Я был бы рад остаться в этой ячейке, по крайней мере, здесь было холодно, что немного притупляло боль истязаний, но и этого мне не дали. Меня вновь извлекли на свет, вновь куда-то катили, по- том обмывали теплой водой и одевали во все чистое. Кто-то, кажется плакал, но слух почему-то начал мне изменять. Когда меня вынесли на улицу и повезли, я смутно догадывался, что скоро увижу родную квартиру. Лежать было удобно, под головой я чувствовал подушку а тело было укутано одеялом. Об одном я жалел, что деревянная крышка не дает почувствовать милую сердцу теплую свежесть, но не все теперь зависело от моих желаний.

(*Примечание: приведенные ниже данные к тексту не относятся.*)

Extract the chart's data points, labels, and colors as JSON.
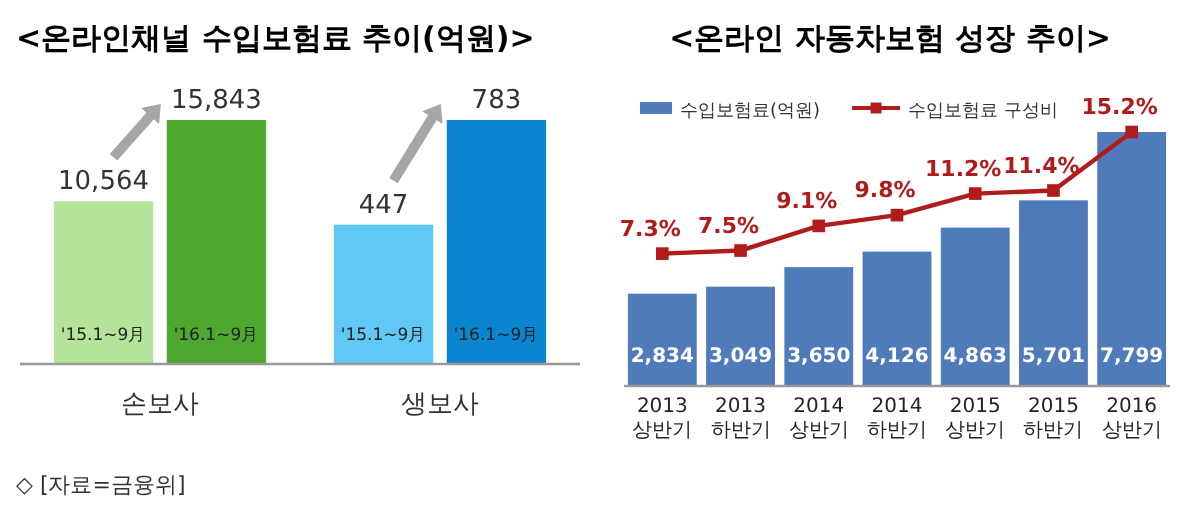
{
  "chart_data": [
    {
      "type": "bar",
      "title": "<온라인채널 수입보험료 추이(억원)>",
      "xlabel": "손보사",
      "categories": [
        "'15.1~9月",
        "'16.1~9月"
      ],
      "values": [
        10564,
        15843
      ],
      "colors": [
        "#b5e39a",
        "#4ea72e"
      ],
      "value_labels": [
        "10,564",
        "15,843"
      ],
      "annotations": [
        "◇ [자료=금융위]"
      ]
    },
    {
      "type": "bar",
      "xlabel": "생보사",
      "categories": [
        "'15.1~9月",
        "'16.1~9月"
      ],
      "values": [
        447,
        783
      ],
      "colors": [
        "#5fc8f5",
        "#0a86d0"
      ],
      "value_labels": [
        "447",
        "783"
      ]
    },
    {
      "type": "bar",
      "title": "<온라인 자동차보험 성장 추이>",
      "categories": [
        "2013\n상반기",
        "2013\n하반기",
        "2014\n상반기",
        "2014\n하반기",
        "2015\n상반기",
        "2015\n하반기",
        "2016\n상반기"
      ],
      "legend": "top",
      "marker": "square",
      "series": [
        {
          "name": "수입보험료(억원)",
          "color": "#4f7bba",
          "values": [
            2834,
            3049,
            3650,
            4126,
            4863,
            5701,
            7799
          ],
          "value_labels": [
            "2,834",
            "3,049",
            "3,650",
            "4,126",
            "4,863",
            "5,701",
            "7,799"
          ]
        },
        {
          "name": "수입보험료 구성비",
          "type": "line",
          "axis": "y2",
          "color": "#b01c1c",
          "values": [
            7.3,
            7.5,
            9.1,
            9.8,
            11.2,
            11.4,
            15.2
          ],
          "value_labels": [
            "7.3%",
            "7.5%",
            "9.1%",
            "9.8%",
            "11.2%",
            "11.4%",
            "15.2%"
          ]
        }
      ]
    }
  ]
}
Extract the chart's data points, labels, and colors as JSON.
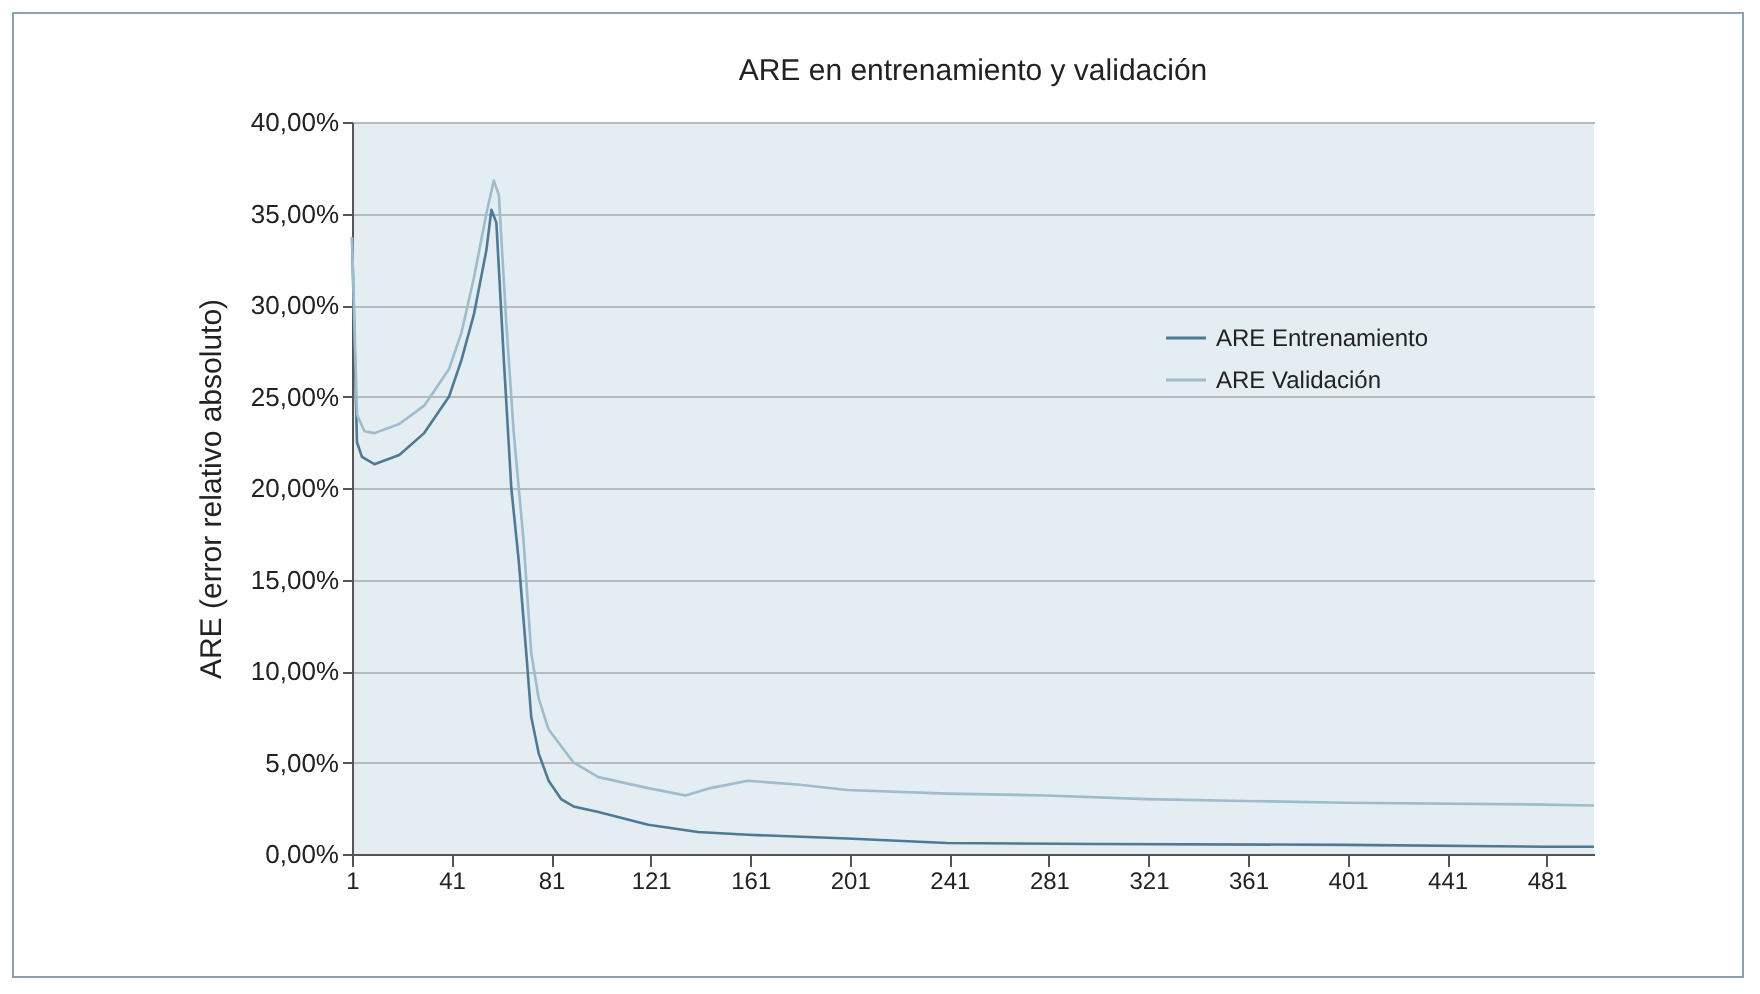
{
  "chart_data": {
    "type": "line",
    "title": "ARE en entrenamiento y validación",
    "ylabel": "ARE (error relativo absoluto)",
    "x": [
      1,
      3,
      5,
      10,
      20,
      30,
      40,
      45,
      50,
      55,
      57,
      59,
      62,
      65,
      68,
      71,
      73,
      76,
      80,
      85,
      90,
      100,
      120,
      140,
      160,
      200,
      240,
      300,
      400,
      480,
      500
    ],
    "series": [
      {
        "name": "ARE Entrenamiento",
        "color": "#4e7a96",
        "values": [
          33.7,
          22.5,
          21.7,
          21.3,
          21.8,
          23,
          25,
          27,
          29.5,
          33,
          35.2,
          34.5,
          27,
          20,
          16,
          11,
          7.5,
          5.5,
          4,
          3,
          2.6,
          2.3,
          1.6,
          1.2,
          1.05,
          0.85,
          0.6,
          0.55,
          0.5,
          0.4,
          0.4
        ]
      },
      {
        "name": "ARE Validación",
        "color": "#9ebccc",
        "x": [
          1,
          3,
          6,
          10,
          20,
          30,
          40,
          45,
          50,
          55,
          58,
          60,
          63,
          66,
          70,
          73,
          76,
          80,
          90,
          100,
          120,
          135,
          145,
          160,
          180,
          200,
          240,
          280,
          320,
          360,
          400,
          480,
          500
        ],
        "values": [
          33.7,
          24,
          23.1,
          23,
          23.5,
          24.5,
          26.5,
          28.5,
          31.5,
          35,
          36.8,
          36,
          29,
          23,
          17,
          11,
          8.5,
          6.8,
          5,
          4.2,
          3.6,
          3.2,
          3.6,
          4,
          3.8,
          3.5,
          3.3,
          3.2,
          3,
          2.9,
          2.8,
          2.7,
          2.65
        ]
      }
    ],
    "xlim": [
      1,
      500
    ],
    "xticks": [
      1,
      41,
      81,
      121,
      161,
      201,
      241,
      281,
      321,
      361,
      401,
      441,
      481
    ],
    "ylim": [
      0,
      40
    ],
    "yticks": [
      {
        "value": 0,
        "label": "0,00%"
      },
      {
        "value": 5,
        "label": "5,00%"
      },
      {
        "value": 10,
        "label": "10,00%"
      },
      {
        "value": 15,
        "label": "15,00%"
      },
      {
        "value": 20,
        "label": "20,00%"
      },
      {
        "value": 25,
        "label": "25,00%"
      },
      {
        "value": 30,
        "label": "30,00%"
      },
      {
        "value": 35,
        "label": "35,00%"
      },
      {
        "value": 40,
        "label": "40,00%"
      }
    ],
    "grid": "y",
    "legend": "right",
    "line_style": "solid"
  }
}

В квартире крышку почему-то не открыли. Снова мне казалось, что кто-то плачет, но я не был в этом уверен. Я думал в тот момент только об одном, что скоро мне хоть ненадолго дадут возможность прогуляться на свежем воздухе, потому как я знал, что так иногда поступают. Но когда меня вынесли во двор, я понял, что этого не будет. По деревянной крышке неистово стучал ливень. Безо всяких музыкальных сопровождений меня впихнули в какой-то фургончик, должно быть, очень маленький и тесный, и повезли. Кончилось все тем, что так и не откинув, крышку заколотили, и я понял подсознанием, что прогулка окончена — по крышке стучала земля.
Потом все стихло.
С того мгновения, как все стихло, прошло, должно быть, уже немало лет.
Сперва меня преследовал, все усиливаясь, отвратительный запах, подушка под головой исчезла, лежать стало неудобно и сыро. Кто-то склизкий ползал и копошился во мне, потом это прошло, а еще немного погодя я понял, что крышка надо мной растворяется, и отчетливый запах земли доносится сверху. Она давила на меня, она проникала в меня, пока не стала единым целым со мною. Я понимал, что на огромном кладбище тысячи ям, и тысячи соседей должны сейчас испытывать то же самое, но почему-то чувствовал себя страшно одиноким, словно соседи мои были не здесь, а где-то неизмеримо дальше, и лишь я был вынужден нести на себе это проклятие, эту непосильную тяжесть — тяжесть земли.
13.03.2005 г.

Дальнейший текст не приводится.